A newly developed evidence-based set of recommendations and an algorithm for pharmacotherapy-based pain management in inflammatory arthritis achieved a high level of agreement among a multinational panel of rheumatologists who constitute the 2010 3e Initiative, according to a report presented by Dr. Samuel Whittle at the annual European Congress of Rheumatology.
The 3e (Evidence, Expertise, Exchange) Initiative is a multinational collaboration that aims to promote evidence-based medicine in rheumatology. For recommendations that address pain management by pharmacotherapy in inflammatory arthritis (IA), 89 of 453 rheumatologists from 17 countries who were involved in the initiative developed a list of 10 top clinical questions regarding medical treatment for IA pain.
Based on a systematic literature review performed for each question – ultimately including data from 167 relevant studies – rheumatologists from each country that was represented developed a set of national recommendations, and then multinational recommendations were formulated and assessed for agreement, reported Dr. Whittle of the Queen Elizabeth Hospital near Adelaide, Australia.
The panel made 11 recommendations in total. One of the original 10 questions was addressed by two separate systematic reviews. Six of the recommendations address the role of different analgesic medications, including combination therapy; two address pain-medication safety in patients with gastrointestinal, hepatic, renal, and cardiac comorbidities; one addresses pain measurement scales; one addresses pain management during the preconception period, pregnancy, and lactation; and one addresses the safety of analgesics in combination with methotrexate.
The level of agreement on the recommendations by the panel members ranged from 8.5 to 9.3 (mean, 8.9) on a 1- to 10-point scale.
"Although this level of agreement is quite high, it is not a particularly surprising finding," said Dr. Alexandra Colebatch, one of the authors of the report. Previous recommendations from the 3e initiative have had a mean level of agreement of 8.7 (range, 7.4-9.1) (Ann. Rheum. Dis. 2011;70:15-24) and 8.7 (range, 7.8-9.4) (Ann. Rheum. Dis. 2011;70:388-9)."
As for the algorithm developed for the pharmacologic management of pain, most (75%) of the rheumatologists said it was in accordance with their current practice, whereas 20% reported that it would change their practice, according to Dr. Whittle.
In addition to the main treatments to use in this patient population, the algorithm lists several points to consider, including type of pain, residual inflammation, comorbidities, patient preference, and addictive potential, and also includes adjuvant therapeutic options (such as tricyclic antidepressants and neuromodulators) to consider in these patients.
The evidence-based nature of these recommendations and the related algorithm, as well as the level of support demonstrated by the 3e initiative panel, suggest that they will have great utility in clinical practice, he concluded.
The individual systematic reviews are due to be published later this year, and the full recommendations and algorithm paper will be published soon, Dr. Colebatch said; 3e has previously addressed the investigation and follow-up of undifferentiated peripheral IA, and the use of methotrexate in rheumatic disorders with a focus on rheumatoid arthritis, she noted.

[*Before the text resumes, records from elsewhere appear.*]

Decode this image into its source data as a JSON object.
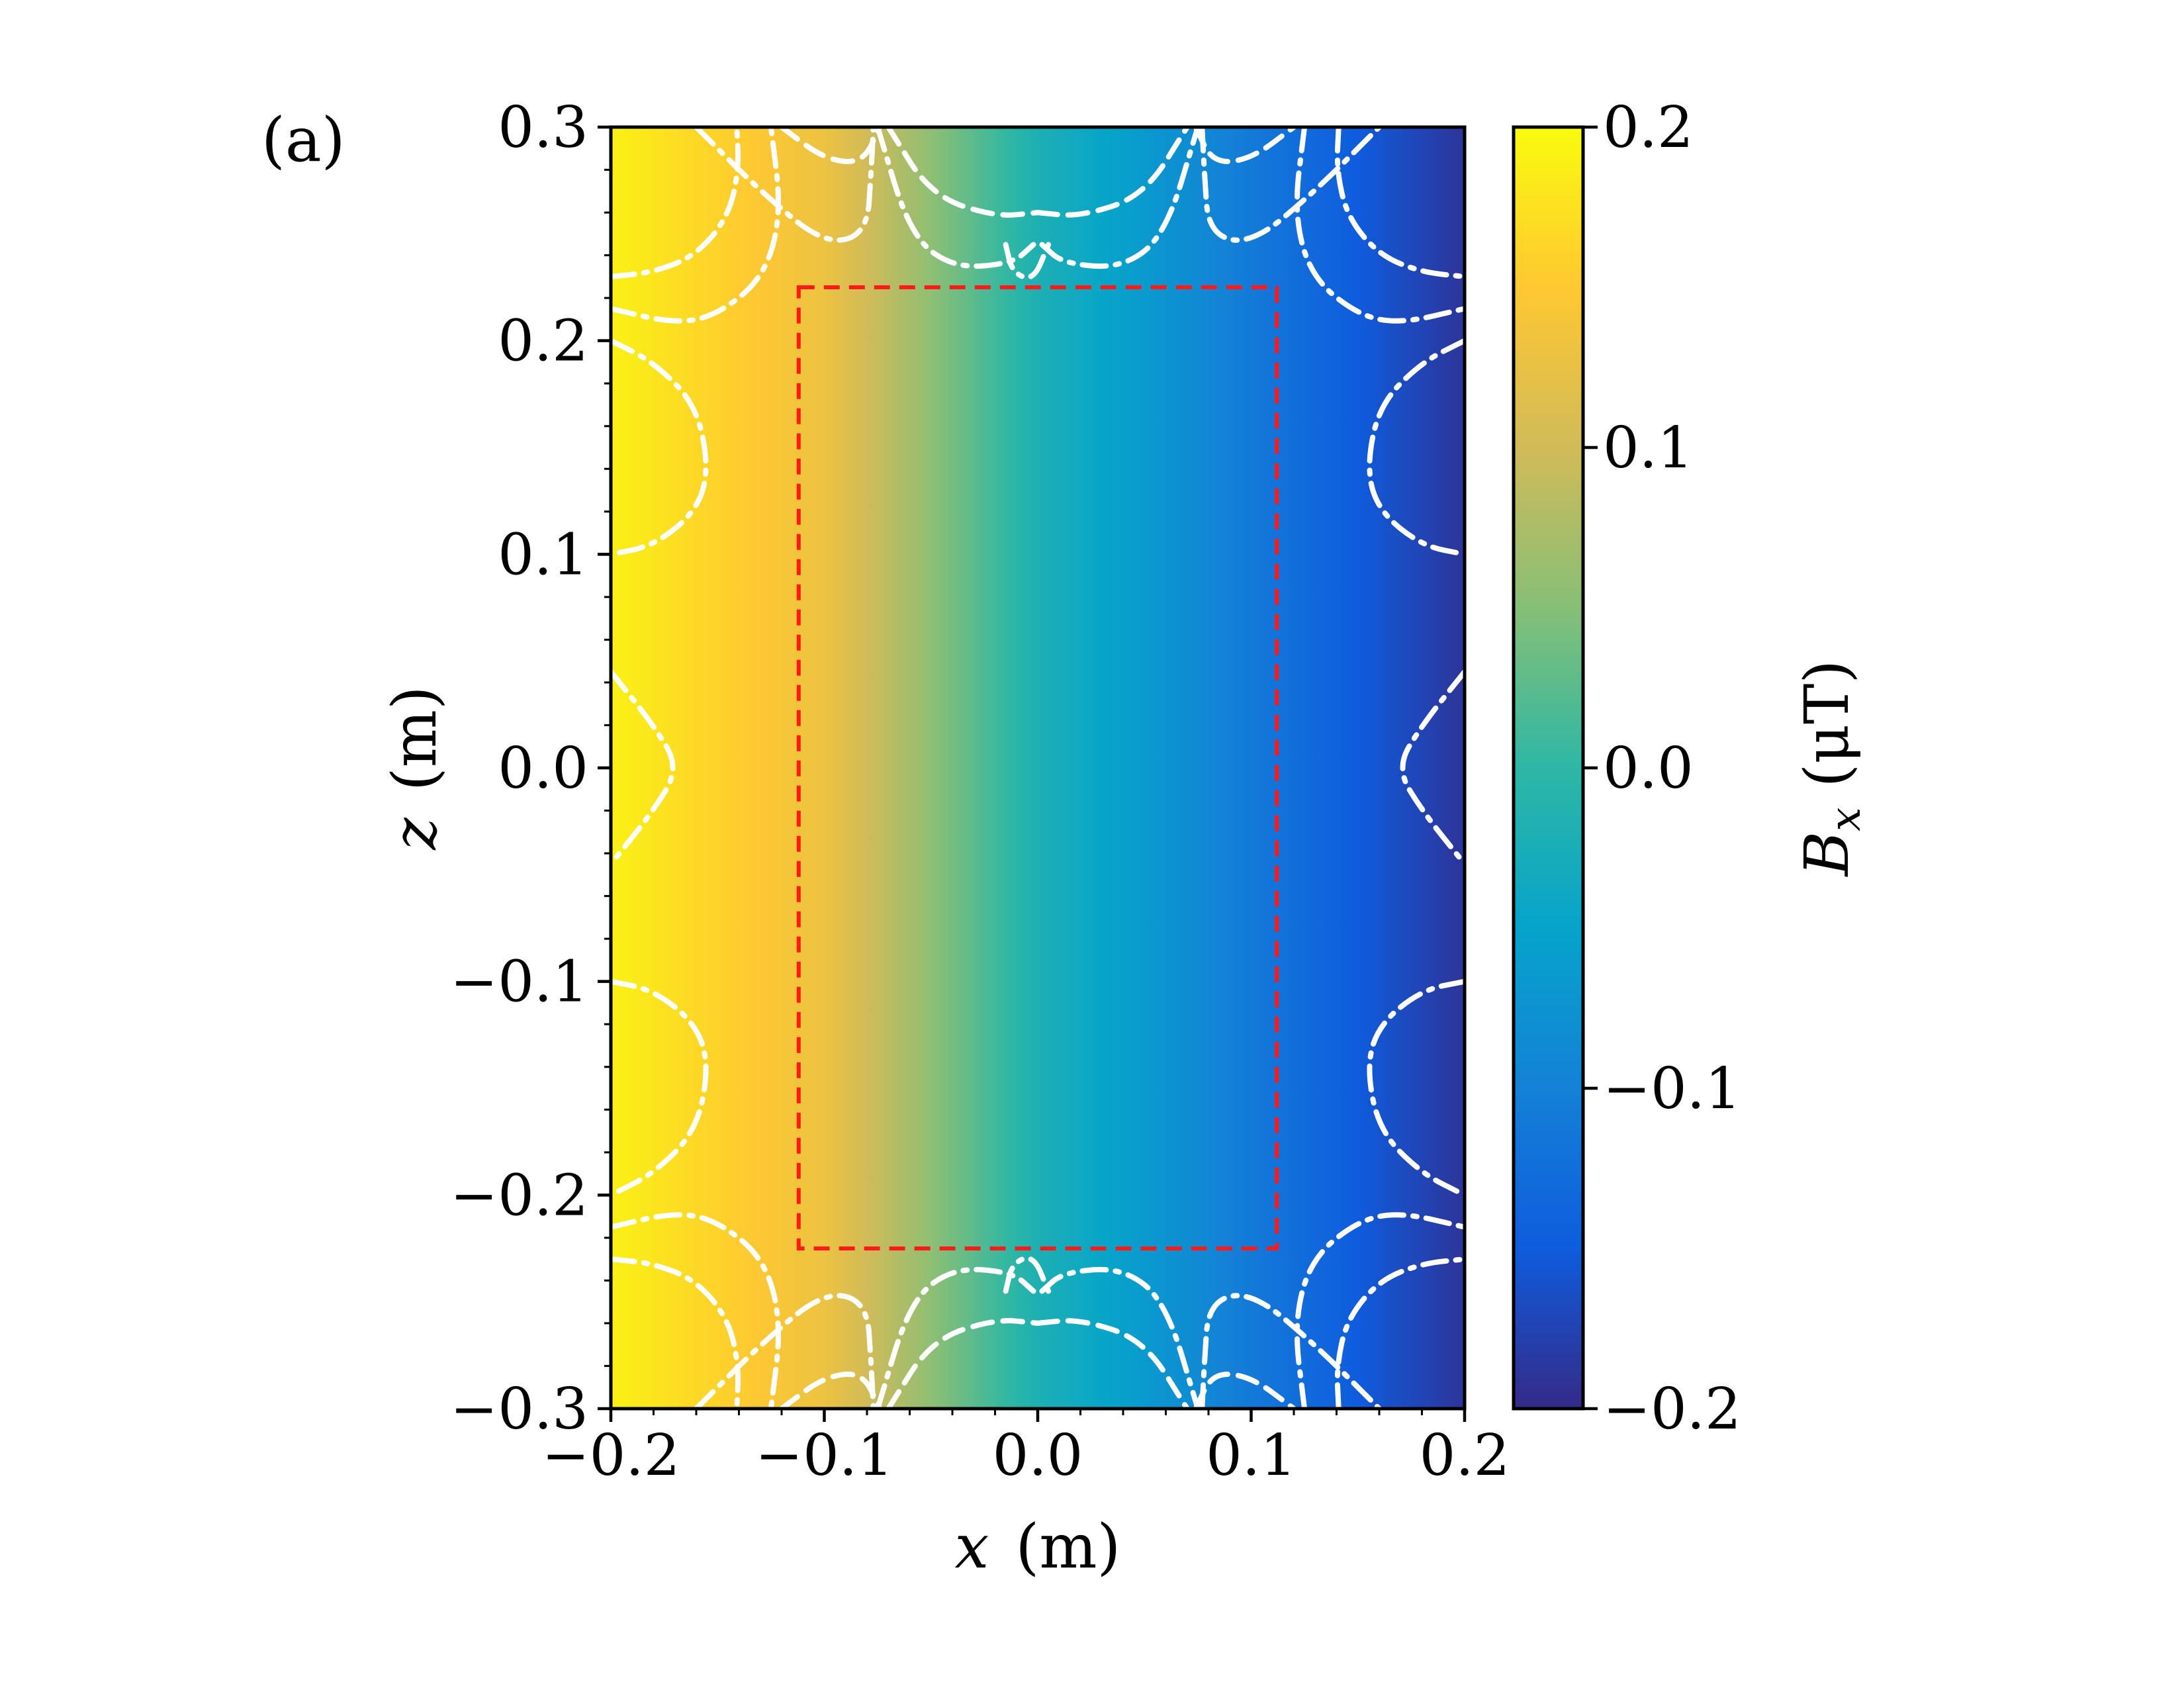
{
  "panel_label": "(a)",
  "colors": {
    "colormap": [
      "#352a87",
      "#0f5cdd",
      "#1481d6",
      "#06a4ca",
      "#2eb7a4",
      "#87bf77",
      "#d1bb59",
      "#fec832",
      "#f9fb0e"
    ],
    "contour": "#ffffff",
    "roi": "#ff1a1a"
  },
  "chart_data": {
    "type": "heatmap",
    "title": "",
    "xlabel_var": "x",
    "xlabel_unit": "(m)",
    "ylabel_var": "z",
    "ylabel_unit": "(m)",
    "xlim": [
      -0.2,
      0.2
    ],
    "ylim": [
      -0.3,
      0.3
    ],
    "x_ticks": [
      -0.2,
      -0.1,
      0.0,
      0.1,
      0.2
    ],
    "x_tick_labels": [
      "−0.2",
      "−0.1",
      "0.0",
      "0.1",
      "0.2"
    ],
    "y_ticks": [
      -0.3,
      -0.2,
      -0.1,
      0.0,
      0.1,
      0.2,
      0.3
    ],
    "y_tick_labels": [
      "−0.3",
      "−0.2",
      "−0.1",
      "0.0",
      "0.1",
      "0.2",
      "0.3"
    ],
    "field": {
      "description_formula": "Bx varies approximately linearly with x",
      "x_profile": [
        -0.2,
        -0.1,
        0.0,
        0.1,
        0.2
      ],
      "bx_profile": [
        0.19,
        0.13,
        -0.02,
        -0.11,
        -0.19
      ]
    },
    "colorbar": {
      "label_var": "B",
      "label_sub": "x",
      "label_unit": "(μT)",
      "range": [
        -0.2,
        0.2
      ],
      "ticks": [
        -0.2,
        -0.1,
        0.0,
        0.1,
        0.2
      ],
      "tick_labels": [
        "−0.2",
        "−0.1",
        "0.0",
        "0.1",
        "0.2"
      ]
    },
    "roi_box": {
      "x": [
        -0.112,
        0.112
      ],
      "z": [
        -0.225,
        0.225
      ]
    },
    "contours": [
      {
        "style": "dashdot",
        "points": [
          [
            -0.2,
            0.23
          ],
          [
            -0.18,
            0.232
          ],
          [
            -0.16,
            0.24
          ],
          [
            -0.145,
            0.258
          ],
          [
            -0.14,
            0.28
          ],
          [
            -0.141,
            0.3
          ]
        ]
      },
      {
        "style": "dashdot",
        "points": [
          [
            -0.2,
            0.215
          ],
          [
            -0.17,
            0.208
          ],
          [
            -0.15,
            0.212
          ],
          [
            -0.128,
            0.23
          ],
          [
            -0.12,
            0.26
          ],
          [
            -0.125,
            0.3
          ]
        ]
      },
      {
        "style": "dashdot",
        "points": [
          [
            -0.16,
            0.3
          ],
          [
            -0.13,
            0.27
          ],
          [
            -0.1,
            0.245
          ],
          [
            -0.08,
            0.25
          ],
          [
            -0.078,
            0.28
          ],
          [
            -0.077,
            0.3
          ]
        ]
      },
      {
        "style": "dashed",
        "points": [
          [
            -0.12,
            0.3
          ],
          [
            -0.1,
            0.285
          ],
          [
            -0.082,
            0.283
          ],
          [
            -0.074,
            0.3
          ]
        ]
      },
      {
        "style": "dashdot",
        "points": [
          [
            -0.075,
            0.3
          ],
          [
            -0.06,
            0.25
          ],
          [
            -0.04,
            0.234
          ],
          [
            -0.012,
            0.236
          ],
          [
            -0.002,
            0.245
          ]
        ]
      },
      {
        "style": "dashed",
        "points": [
          [
            -0.07,
            0.3
          ],
          [
            -0.05,
            0.268
          ],
          [
            -0.02,
            0.258
          ],
          [
            0.0,
            0.26
          ]
        ]
      },
      {
        "style": "dashdot",
        "points": [
          [
            -0.015,
            0.245
          ],
          [
            -0.012,
            0.232
          ],
          [
            -0.002,
            0.228
          ],
          [
            0.005,
            0.245
          ]
        ]
      },
      {
        "style": "dashdot",
        "points": [
          [
            0.002,
            0.245
          ],
          [
            0.012,
            0.236
          ],
          [
            0.04,
            0.234
          ],
          [
            0.06,
            0.25
          ],
          [
            0.075,
            0.3
          ]
        ]
      },
      {
        "style": "dashed",
        "points": [
          [
            0.0,
            0.26
          ],
          [
            0.02,
            0.258
          ],
          [
            0.05,
            0.268
          ],
          [
            0.07,
            0.3
          ]
        ]
      },
      {
        "style": "dashed",
        "points": [
          [
            0.074,
            0.3
          ],
          [
            0.082,
            0.283
          ],
          [
            0.1,
            0.285
          ],
          [
            0.12,
            0.3
          ]
        ]
      },
      {
        "style": "dashdot",
        "points": [
          [
            0.077,
            0.3
          ],
          [
            0.078,
            0.28
          ],
          [
            0.08,
            0.25
          ],
          [
            0.1,
            0.245
          ],
          [
            0.13,
            0.27
          ],
          [
            0.16,
            0.3
          ]
        ]
      },
      {
        "style": "dashdot",
        "points": [
          [
            0.125,
            0.3
          ],
          [
            0.12,
            0.26
          ],
          [
            0.128,
            0.23
          ],
          [
            0.15,
            0.212
          ],
          [
            0.17,
            0.208
          ],
          [
            0.2,
            0.215
          ]
        ]
      },
      {
        "style": "dashdot",
        "points": [
          [
            0.141,
            0.3
          ],
          [
            0.14,
            0.28
          ],
          [
            0.145,
            0.258
          ],
          [
            0.16,
            0.24
          ],
          [
            0.18,
            0.232
          ],
          [
            0.2,
            0.23
          ]
        ]
      },
      {
        "style": "dashdot",
        "points": [
          [
            -0.2,
            0.2
          ],
          [
            -0.18,
            0.19
          ],
          [
            -0.16,
            0.17
          ],
          [
            -0.154,
            0.14
          ],
          [
            -0.16,
            0.12
          ],
          [
            -0.18,
            0.104
          ],
          [
            -0.2,
            0.1
          ]
        ]
      },
      {
        "style": "dashdot",
        "points": [
          [
            -0.2,
            0.045
          ],
          [
            -0.18,
            0.02
          ],
          [
            -0.168,
            0.0
          ],
          [
            -0.18,
            -0.02
          ],
          [
            -0.2,
            -0.045
          ]
        ]
      },
      {
        "style": "dashdot",
        "points": [
          [
            -0.2,
            -0.1
          ],
          [
            -0.18,
            -0.104
          ],
          [
            -0.16,
            -0.12
          ],
          [
            -0.154,
            -0.14
          ],
          [
            -0.16,
            -0.17
          ],
          [
            -0.18,
            -0.19
          ],
          [
            -0.2,
            -0.2
          ]
        ]
      },
      {
        "style": "dashdot",
        "points": [
          [
            0.2,
            0.2
          ],
          [
            0.18,
            0.19
          ],
          [
            0.16,
            0.17
          ],
          [
            0.154,
            0.14
          ],
          [
            0.16,
            0.12
          ],
          [
            0.18,
            0.104
          ],
          [
            0.2,
            0.1
          ]
        ]
      },
      {
        "style": "dashdot",
        "points": [
          [
            0.2,
            0.045
          ],
          [
            0.18,
            0.02
          ],
          [
            0.168,
            0.0
          ],
          [
            0.18,
            -0.02
          ],
          [
            0.2,
            -0.045
          ]
        ]
      },
      {
        "style": "dashdot",
        "points": [
          [
            0.2,
            -0.1
          ],
          [
            0.18,
            -0.104
          ],
          [
            0.16,
            -0.12
          ],
          [
            0.154,
            -0.14
          ],
          [
            0.16,
            -0.17
          ],
          [
            0.18,
            -0.19
          ],
          [
            0.2,
            -0.2
          ]
        ]
      },
      {
        "style": "dashdot",
        "points": [
          [
            -0.2,
            -0.23
          ],
          [
            -0.18,
            -0.232
          ],
          [
            -0.16,
            -0.24
          ],
          [
            -0.145,
            -0.258
          ],
          [
            -0.14,
            -0.28
          ],
          [
            -0.141,
            -0.3
          ]
        ]
      },
      {
        "style": "dashdot",
        "points": [
          [
            -0.2,
            -0.215
          ],
          [
            -0.17,
            -0.208
          ],
          [
            -0.15,
            -0.212
          ],
          [
            -0.128,
            -0.23
          ],
          [
            -0.12,
            -0.26
          ],
          [
            -0.125,
            -0.3
          ]
        ]
      },
      {
        "style": "dashdot",
        "points": [
          [
            -0.16,
            -0.3
          ],
          [
            -0.13,
            -0.27
          ],
          [
            -0.1,
            -0.245
          ],
          [
            -0.08,
            -0.25
          ],
          [
            -0.078,
            -0.28
          ],
          [
            -0.077,
            -0.3
          ]
        ]
      },
      {
        "style": "dashed",
        "points": [
          [
            -0.12,
            -0.3
          ],
          [
            -0.1,
            -0.285
          ],
          [
            -0.082,
            -0.283
          ],
          [
            -0.074,
            -0.3
          ]
        ]
      },
      {
        "style": "dashdot",
        "points": [
          [
            -0.075,
            -0.3
          ],
          [
            -0.06,
            -0.25
          ],
          [
            -0.04,
            -0.234
          ],
          [
            -0.012,
            -0.236
          ],
          [
            -0.002,
            -0.245
          ]
        ]
      },
      {
        "style": "dashed",
        "points": [
          [
            -0.07,
            -0.3
          ],
          [
            -0.05,
            -0.268
          ],
          [
            -0.02,
            -0.258
          ],
          [
            0.0,
            -0.26
          ]
        ]
      },
      {
        "style": "dashdot",
        "points": [
          [
            -0.015,
            -0.245
          ],
          [
            -0.012,
            -0.232
          ],
          [
            -0.002,
            -0.228
          ],
          [
            0.005,
            -0.245
          ]
        ]
      },
      {
        "style": "dashdot",
        "points": [
          [
            0.002,
            -0.245
          ],
          [
            0.012,
            -0.236
          ],
          [
            0.04,
            -0.234
          ],
          [
            0.06,
            -0.25
          ],
          [
            0.075,
            -0.3
          ]
        ]
      },
      {
        "style": "dashed",
        "points": [
          [
            0.0,
            -0.26
          ],
          [
            0.02,
            -0.258
          ],
          [
            0.05,
            -0.268
          ],
          [
            0.07,
            -0.3
          ]
        ]
      },
      {
        "style": "dashed",
        "points": [
          [
            0.074,
            -0.3
          ],
          [
            0.082,
            -0.283
          ],
          [
            0.1,
            -0.285
          ],
          [
            0.12,
            -0.3
          ]
        ]
      },
      {
        "style": "dashdot",
        "points": [
          [
            0.077,
            -0.3
          ],
          [
            0.078,
            -0.28
          ],
          [
            0.08,
            -0.25
          ],
          [
            0.1,
            -0.245
          ],
          [
            0.13,
            -0.27
          ],
          [
            0.16,
            -0.3
          ]
        ]
      },
      {
        "style": "dashdot",
        "points": [
          [
            0.125,
            -0.3
          ],
          [
            0.12,
            -0.26
          ],
          [
            0.128,
            -0.23
          ],
          [
            0.15,
            -0.212
          ],
          [
            0.17,
            -0.208
          ],
          [
            0.2,
            -0.215
          ]
        ]
      },
      {
        "style": "dashdot",
        "points": [
          [
            0.141,
            -0.3
          ],
          [
            0.14,
            -0.28
          ],
          [
            0.145,
            -0.258
          ],
          [
            0.16,
            -0.24
          ],
          [
            0.18,
            -0.232
          ],
          [
            0.2,
            -0.23
          ]
        ]
      }
    ]
  }
}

The panel’s 11 recommendations for pharmacotherapy pain management in IA are the following:
• In patients with IA, pain should be measured routinely using one of the following validated scales: visual analogue scale, numerical rating scale, or verbal rating scale. In addition, consider multidimensional measures or site-specific tools as needed.

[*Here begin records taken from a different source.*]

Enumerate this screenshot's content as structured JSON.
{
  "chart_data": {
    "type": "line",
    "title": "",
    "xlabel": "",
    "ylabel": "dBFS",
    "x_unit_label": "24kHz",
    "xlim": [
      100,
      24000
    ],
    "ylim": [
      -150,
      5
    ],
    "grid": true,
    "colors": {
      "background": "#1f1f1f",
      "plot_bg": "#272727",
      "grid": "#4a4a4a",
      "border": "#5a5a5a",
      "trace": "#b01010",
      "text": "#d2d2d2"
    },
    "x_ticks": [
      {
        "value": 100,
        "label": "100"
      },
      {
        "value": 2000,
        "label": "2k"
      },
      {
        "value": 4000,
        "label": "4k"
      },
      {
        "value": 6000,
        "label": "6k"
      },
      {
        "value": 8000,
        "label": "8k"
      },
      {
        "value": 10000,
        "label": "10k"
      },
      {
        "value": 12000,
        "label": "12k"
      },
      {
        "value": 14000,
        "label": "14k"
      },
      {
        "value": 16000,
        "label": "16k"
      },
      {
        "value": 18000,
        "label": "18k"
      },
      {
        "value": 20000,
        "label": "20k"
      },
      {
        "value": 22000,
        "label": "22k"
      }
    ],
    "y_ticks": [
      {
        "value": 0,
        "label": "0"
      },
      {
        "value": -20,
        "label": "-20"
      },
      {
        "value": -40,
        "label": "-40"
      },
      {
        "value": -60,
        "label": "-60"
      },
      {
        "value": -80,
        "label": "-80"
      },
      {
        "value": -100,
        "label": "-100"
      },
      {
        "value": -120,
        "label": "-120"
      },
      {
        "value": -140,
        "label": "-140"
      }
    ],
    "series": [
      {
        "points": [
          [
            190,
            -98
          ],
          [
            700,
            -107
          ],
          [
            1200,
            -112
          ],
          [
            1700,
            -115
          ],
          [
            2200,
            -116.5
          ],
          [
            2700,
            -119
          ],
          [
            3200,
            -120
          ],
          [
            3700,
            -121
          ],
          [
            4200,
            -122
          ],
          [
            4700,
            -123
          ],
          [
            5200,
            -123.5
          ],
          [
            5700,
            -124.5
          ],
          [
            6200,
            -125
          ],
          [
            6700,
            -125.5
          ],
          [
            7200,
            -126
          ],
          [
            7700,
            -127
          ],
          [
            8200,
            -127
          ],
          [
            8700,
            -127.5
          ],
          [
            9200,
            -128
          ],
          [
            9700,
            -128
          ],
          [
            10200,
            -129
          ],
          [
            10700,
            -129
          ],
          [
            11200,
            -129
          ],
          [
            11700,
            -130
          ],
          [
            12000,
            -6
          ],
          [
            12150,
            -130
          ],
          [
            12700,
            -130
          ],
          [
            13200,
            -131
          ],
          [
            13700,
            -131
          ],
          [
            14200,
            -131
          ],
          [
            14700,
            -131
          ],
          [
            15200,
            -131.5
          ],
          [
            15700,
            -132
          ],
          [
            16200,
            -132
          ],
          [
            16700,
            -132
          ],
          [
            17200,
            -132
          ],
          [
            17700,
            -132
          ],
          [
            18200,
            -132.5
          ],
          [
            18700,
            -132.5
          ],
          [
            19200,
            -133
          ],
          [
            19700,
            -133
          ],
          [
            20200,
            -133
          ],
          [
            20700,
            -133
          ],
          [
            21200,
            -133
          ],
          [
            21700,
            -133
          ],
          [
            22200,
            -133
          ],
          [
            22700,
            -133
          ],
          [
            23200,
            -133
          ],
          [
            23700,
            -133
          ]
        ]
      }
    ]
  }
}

• Paracetamol is recommended for the treatment of persistent pain in patients with IA.
• Systemic glucocorticoids are not recommended for the routine management of pain in patients with IA in the absence of signs and symptoms of inflammation.
• In the treatment of pain in IA, tricyclic antidepressants and neuromodulators may be considered for use as adjuvant treatment; muscle relaxants and benzodiazepines cannot be recommended.
• Weak opioids may be used for short-term treatment of pain in patients with IA when other therapies have failed or are contraindicated; long-term use may be considered and should be regularly reviewed. Strong opioids should be used only in exceptional cases.
• In patients with an inadequate response to paracetamol or NSAID monotherapy, the addition of a drug with a different mode of action could be considered; combination of two or more NSAIDs should not be used.
• NSAIDs should be used at the lowest effective dose, either continuously or on demand, according to clinical circumstances.
• Existing guidance regarding the safety of pain pharmacotherapies during preconception, pregnancy, and lactation should be applied.
• In the management of patients with IA, methotrexate can be used safely in combination with standard doses of paracetamol and/or NSAIDs (excluding anti-inflammatory doses of aspirin).